Наверно это сон (Рот) - страница 114

Она замолчала с тяжелым вздохом.

— Я знаю, — сказала тетка, — чтоб у него тоже отвалился язык.

— Так он говорил. Его слова впивались в мою грудь, как винты. Я не могла выдержать такой пытки. Я пробовала пробежать мимо него к двери, но он поймал меня и ударил по щеке.

Она говорила, пересиливая себя, низким, глухим голосом.

— А потом вдруг все утратило всякий смысл. Мне стало как-то все безразлично. Не могу сказать отчего, но боль прошла. Я почувствовала себя мельче мельчайших созданий, ползающих по земле. О, ничтожная, пустая! Его слова падали в пустоту.

"И куда ты теперь пойдешь? — кричал он. — У него другая. А тебя он оттолкнул, да? У него другая, богатая. Ты — лживая сука!" А мать кричала: "Тебя услышат на улице, Беньямин, тебя услышат!" И он отвечал: "Пусть слышат, я не могу не рыдать, когда огонь сжигает мое сердце". Потом он сорвал свою черную ермолку и швырнул мне в лицо. Он топал ногами, как ребенок в истерике. Ах! Это было ужасно. Наконец, мама заплакала: "Прошу тебя, Беньямин, ты переоцениваешь свои силы. У тебя будет удар. Хватит! Остановись, ради Бога!" И он остановился. Он упал вдруг на стул, закрыл лицо руками и начал раскачиваться вперед и назад. "Увы! Увы! — стонал он, — где-то, как— то я согрешил. Где-то, как-то я обидел Его. Его! Вот Он и посылает мне такие муки!" Ты же знаешь отца!
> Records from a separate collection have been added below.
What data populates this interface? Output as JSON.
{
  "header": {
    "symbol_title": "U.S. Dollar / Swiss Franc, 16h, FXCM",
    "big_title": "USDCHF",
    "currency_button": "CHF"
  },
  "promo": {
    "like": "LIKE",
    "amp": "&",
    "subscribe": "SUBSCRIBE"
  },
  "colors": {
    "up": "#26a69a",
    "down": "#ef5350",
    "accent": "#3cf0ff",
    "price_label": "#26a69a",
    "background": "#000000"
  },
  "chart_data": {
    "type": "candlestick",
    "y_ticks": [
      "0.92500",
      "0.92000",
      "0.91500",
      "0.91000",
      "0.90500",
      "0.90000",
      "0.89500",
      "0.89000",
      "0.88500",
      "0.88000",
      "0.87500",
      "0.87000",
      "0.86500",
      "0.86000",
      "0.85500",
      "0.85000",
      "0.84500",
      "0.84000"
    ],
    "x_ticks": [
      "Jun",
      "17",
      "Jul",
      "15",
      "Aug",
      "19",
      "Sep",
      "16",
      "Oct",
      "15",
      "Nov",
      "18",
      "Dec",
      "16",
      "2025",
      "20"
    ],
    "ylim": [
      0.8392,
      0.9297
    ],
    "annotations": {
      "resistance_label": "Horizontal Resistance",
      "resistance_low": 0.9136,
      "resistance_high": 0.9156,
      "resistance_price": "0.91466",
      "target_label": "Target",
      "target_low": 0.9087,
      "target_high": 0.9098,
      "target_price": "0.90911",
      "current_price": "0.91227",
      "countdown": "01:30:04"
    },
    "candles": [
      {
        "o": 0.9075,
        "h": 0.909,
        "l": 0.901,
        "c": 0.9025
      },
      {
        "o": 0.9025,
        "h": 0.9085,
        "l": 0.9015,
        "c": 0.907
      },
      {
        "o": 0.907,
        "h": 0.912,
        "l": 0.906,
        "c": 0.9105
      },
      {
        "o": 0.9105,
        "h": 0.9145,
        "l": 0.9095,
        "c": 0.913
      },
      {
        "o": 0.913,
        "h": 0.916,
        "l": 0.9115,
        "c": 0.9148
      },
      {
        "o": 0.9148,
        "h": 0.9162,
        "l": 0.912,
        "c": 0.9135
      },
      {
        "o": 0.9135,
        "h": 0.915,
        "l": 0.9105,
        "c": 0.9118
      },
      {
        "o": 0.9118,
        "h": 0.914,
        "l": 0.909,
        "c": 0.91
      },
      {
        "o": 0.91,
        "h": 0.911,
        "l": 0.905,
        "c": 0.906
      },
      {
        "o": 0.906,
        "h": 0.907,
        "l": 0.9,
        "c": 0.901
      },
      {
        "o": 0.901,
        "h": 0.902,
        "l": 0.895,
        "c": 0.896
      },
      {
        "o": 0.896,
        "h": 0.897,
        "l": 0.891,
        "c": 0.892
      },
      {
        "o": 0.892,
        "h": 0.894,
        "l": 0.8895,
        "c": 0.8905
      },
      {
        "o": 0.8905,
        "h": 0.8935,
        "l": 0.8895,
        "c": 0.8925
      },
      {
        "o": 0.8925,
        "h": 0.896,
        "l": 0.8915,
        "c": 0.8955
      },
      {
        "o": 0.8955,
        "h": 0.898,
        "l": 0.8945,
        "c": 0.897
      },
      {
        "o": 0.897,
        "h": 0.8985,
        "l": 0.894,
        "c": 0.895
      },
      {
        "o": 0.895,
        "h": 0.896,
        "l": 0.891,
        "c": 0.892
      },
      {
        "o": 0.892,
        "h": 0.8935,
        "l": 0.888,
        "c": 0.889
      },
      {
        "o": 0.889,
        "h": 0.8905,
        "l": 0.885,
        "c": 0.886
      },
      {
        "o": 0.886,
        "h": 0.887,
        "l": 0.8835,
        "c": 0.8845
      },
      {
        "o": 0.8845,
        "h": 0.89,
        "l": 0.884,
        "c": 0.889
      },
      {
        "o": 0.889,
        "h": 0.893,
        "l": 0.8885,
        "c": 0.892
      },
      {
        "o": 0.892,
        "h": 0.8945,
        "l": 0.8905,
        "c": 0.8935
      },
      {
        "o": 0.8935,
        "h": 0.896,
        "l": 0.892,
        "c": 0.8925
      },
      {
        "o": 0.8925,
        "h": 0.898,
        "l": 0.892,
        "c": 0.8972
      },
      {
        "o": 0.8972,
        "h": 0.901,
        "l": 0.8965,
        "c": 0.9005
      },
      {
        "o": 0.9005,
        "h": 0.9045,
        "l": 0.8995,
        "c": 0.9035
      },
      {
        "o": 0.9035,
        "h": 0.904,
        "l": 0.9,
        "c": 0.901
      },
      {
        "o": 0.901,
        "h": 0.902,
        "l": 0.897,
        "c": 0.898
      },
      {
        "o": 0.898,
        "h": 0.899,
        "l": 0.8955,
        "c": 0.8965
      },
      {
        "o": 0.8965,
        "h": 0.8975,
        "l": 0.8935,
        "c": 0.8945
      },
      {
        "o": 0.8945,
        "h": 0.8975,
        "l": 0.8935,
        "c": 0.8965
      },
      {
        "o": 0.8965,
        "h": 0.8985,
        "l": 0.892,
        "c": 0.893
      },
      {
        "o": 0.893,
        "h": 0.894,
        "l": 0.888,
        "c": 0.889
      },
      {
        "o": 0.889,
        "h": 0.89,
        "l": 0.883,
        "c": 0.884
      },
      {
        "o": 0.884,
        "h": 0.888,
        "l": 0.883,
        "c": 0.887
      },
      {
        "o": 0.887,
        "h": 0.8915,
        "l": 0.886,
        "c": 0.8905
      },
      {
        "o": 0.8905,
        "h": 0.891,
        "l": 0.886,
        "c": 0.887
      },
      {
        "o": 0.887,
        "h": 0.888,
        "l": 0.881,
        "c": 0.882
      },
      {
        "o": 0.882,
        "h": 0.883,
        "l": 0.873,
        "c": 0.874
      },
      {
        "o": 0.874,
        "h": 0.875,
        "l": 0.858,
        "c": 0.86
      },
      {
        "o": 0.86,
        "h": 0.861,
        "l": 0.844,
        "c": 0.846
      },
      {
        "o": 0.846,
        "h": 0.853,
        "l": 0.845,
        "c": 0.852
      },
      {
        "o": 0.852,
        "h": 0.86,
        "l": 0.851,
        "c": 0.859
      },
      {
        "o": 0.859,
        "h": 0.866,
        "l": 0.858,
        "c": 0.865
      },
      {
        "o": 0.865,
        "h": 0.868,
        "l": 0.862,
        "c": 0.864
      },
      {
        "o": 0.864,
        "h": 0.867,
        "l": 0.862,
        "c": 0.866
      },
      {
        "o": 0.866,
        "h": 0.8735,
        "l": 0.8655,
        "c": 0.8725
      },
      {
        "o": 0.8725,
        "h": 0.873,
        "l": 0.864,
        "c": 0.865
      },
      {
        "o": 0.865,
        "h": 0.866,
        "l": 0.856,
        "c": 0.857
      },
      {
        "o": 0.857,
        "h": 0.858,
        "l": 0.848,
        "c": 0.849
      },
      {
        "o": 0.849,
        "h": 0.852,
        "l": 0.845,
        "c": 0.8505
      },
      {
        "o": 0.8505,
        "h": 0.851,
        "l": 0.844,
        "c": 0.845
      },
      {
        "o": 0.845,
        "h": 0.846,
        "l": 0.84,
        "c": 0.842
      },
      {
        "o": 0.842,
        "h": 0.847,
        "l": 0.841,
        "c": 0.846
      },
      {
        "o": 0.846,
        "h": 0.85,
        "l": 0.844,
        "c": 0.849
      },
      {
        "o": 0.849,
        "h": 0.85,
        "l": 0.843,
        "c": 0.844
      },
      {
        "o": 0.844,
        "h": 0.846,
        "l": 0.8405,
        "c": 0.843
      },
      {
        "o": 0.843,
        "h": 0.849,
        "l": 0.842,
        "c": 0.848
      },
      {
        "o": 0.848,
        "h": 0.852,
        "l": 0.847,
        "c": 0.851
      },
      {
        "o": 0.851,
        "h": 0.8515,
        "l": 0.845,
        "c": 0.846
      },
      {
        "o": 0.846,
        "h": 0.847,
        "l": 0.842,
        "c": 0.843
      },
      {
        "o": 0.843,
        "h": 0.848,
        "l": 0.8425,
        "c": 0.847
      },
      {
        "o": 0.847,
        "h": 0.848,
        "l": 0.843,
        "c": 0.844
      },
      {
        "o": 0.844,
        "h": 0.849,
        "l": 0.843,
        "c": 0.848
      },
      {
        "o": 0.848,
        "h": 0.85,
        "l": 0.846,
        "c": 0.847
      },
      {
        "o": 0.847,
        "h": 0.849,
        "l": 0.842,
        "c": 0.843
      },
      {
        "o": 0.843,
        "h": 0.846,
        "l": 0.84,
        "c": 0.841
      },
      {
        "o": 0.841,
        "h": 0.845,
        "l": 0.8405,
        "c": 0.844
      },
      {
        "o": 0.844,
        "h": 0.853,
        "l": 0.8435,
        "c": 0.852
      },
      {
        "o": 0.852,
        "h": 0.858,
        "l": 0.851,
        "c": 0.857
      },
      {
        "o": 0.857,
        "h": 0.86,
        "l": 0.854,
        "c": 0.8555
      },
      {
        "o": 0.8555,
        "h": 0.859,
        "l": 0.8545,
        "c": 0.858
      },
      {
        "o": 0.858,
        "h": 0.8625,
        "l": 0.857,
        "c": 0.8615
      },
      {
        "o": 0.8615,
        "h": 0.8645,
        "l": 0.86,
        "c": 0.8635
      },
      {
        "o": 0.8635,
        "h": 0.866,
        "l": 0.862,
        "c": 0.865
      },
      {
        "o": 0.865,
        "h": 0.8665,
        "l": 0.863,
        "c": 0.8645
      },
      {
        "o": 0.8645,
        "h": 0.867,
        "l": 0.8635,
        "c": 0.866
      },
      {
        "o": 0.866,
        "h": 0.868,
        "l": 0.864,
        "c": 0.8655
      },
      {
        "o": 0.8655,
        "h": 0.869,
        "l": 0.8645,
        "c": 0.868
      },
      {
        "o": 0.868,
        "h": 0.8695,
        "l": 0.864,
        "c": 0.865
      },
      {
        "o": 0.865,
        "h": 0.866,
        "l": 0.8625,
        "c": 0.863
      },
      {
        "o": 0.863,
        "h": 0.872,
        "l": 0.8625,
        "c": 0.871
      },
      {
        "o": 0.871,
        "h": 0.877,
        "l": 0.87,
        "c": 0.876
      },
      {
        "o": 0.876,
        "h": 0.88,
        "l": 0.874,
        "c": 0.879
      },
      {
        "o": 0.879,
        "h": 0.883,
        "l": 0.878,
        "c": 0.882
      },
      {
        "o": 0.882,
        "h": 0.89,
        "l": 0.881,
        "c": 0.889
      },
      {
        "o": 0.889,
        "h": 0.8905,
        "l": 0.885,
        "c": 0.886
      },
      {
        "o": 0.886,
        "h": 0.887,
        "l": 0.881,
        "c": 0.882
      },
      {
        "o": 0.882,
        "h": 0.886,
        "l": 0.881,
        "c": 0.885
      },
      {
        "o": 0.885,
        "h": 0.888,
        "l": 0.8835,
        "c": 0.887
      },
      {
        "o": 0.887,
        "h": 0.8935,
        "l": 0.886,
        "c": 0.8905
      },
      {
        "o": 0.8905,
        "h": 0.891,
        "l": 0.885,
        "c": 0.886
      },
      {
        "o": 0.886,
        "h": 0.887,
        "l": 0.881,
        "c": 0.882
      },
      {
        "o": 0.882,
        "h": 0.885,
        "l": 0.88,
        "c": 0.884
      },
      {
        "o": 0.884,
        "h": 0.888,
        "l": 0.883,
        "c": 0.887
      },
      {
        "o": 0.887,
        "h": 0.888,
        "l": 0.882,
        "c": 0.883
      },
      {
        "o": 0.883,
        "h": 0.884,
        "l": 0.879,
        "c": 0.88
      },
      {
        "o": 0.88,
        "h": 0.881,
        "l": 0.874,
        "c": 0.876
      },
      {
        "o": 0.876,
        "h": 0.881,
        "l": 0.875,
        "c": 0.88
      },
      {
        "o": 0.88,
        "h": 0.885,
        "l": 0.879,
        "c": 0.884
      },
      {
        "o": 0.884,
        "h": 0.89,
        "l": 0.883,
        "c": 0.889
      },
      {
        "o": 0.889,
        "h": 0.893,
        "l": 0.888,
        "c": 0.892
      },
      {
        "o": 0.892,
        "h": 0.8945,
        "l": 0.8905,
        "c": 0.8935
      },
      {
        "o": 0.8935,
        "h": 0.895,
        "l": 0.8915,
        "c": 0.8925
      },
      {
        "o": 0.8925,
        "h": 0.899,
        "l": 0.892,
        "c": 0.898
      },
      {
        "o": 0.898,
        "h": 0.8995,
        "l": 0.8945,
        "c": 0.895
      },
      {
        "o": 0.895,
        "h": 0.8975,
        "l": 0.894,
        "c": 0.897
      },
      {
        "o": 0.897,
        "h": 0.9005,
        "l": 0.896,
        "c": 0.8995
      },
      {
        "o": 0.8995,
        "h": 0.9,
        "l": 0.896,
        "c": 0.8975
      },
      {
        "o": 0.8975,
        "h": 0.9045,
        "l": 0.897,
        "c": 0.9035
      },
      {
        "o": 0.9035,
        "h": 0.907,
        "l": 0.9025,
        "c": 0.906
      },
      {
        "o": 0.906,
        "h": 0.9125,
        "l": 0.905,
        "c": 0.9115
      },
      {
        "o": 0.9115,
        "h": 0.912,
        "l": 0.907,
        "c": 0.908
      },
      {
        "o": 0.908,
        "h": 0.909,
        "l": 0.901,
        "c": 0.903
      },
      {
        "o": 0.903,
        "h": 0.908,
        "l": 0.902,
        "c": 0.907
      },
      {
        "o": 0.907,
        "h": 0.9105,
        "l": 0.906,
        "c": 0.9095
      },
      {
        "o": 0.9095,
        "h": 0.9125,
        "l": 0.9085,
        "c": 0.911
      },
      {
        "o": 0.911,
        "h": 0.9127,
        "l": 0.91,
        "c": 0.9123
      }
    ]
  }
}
— Я знаю его! — сказала тетка многозначительно.

— "Видишь, что ты натворила, дочь моя, — сказала мама, — у тебя железное сердце? У тебя нет жалости к еврейскому сердцу? Ты не жалеешь отца?" Я плакала, что еще я могла делать? "Она не только себя погубила, — причитал отец. — Пусть она существует, пусть умрет! Но меня! Меня! И моих бедных юных дочерей, и тех, что еще родятся. Кто возьмет их? Кто возьмет их, если об этом узнают?" — И он был прав. Все вы навсегда могли остаться у него на руках. И он желал себе смерти. — "Ша, — сказала мама, — никто ничего не скажет, никто не узнает". — "Узнают! Узнают, я говорю! Такую грязь не спрячешь. И кто знает, кто знает, завтра другой гой придется ей по душе. Она уже связалась с гоями. Что теперь остановит ее!" — И он опять начал кричать.

— А ты еще его защищала, — упрекнула тетка.

— Я тоже была не совсем безгрешна.

— Продолжай.

— "Если ты выгонишь ее, все узнают. Это будет проклятьем для всех твоих дочерей". — "Я? Я навлеку на них проклятье? Она! Бесстыжая!" — И он плюнул в меня. — "Но ты должен простить ее", — умоляла мама. — "Никогда! Никогда! Она нечистая!" Потом мама подвела меня к нему и достала из кармана фото Людвига, которое было в корзине. Она вложила его мне в руку и сказала: "Подними глаза, Беньямин, смотри, она рвет это на клочки. Она никогда больше не согрешит. Только посмотри на нее". Он поднял глаза, и я порвала фото — раз, и еще раз и кинулась ему в ноги.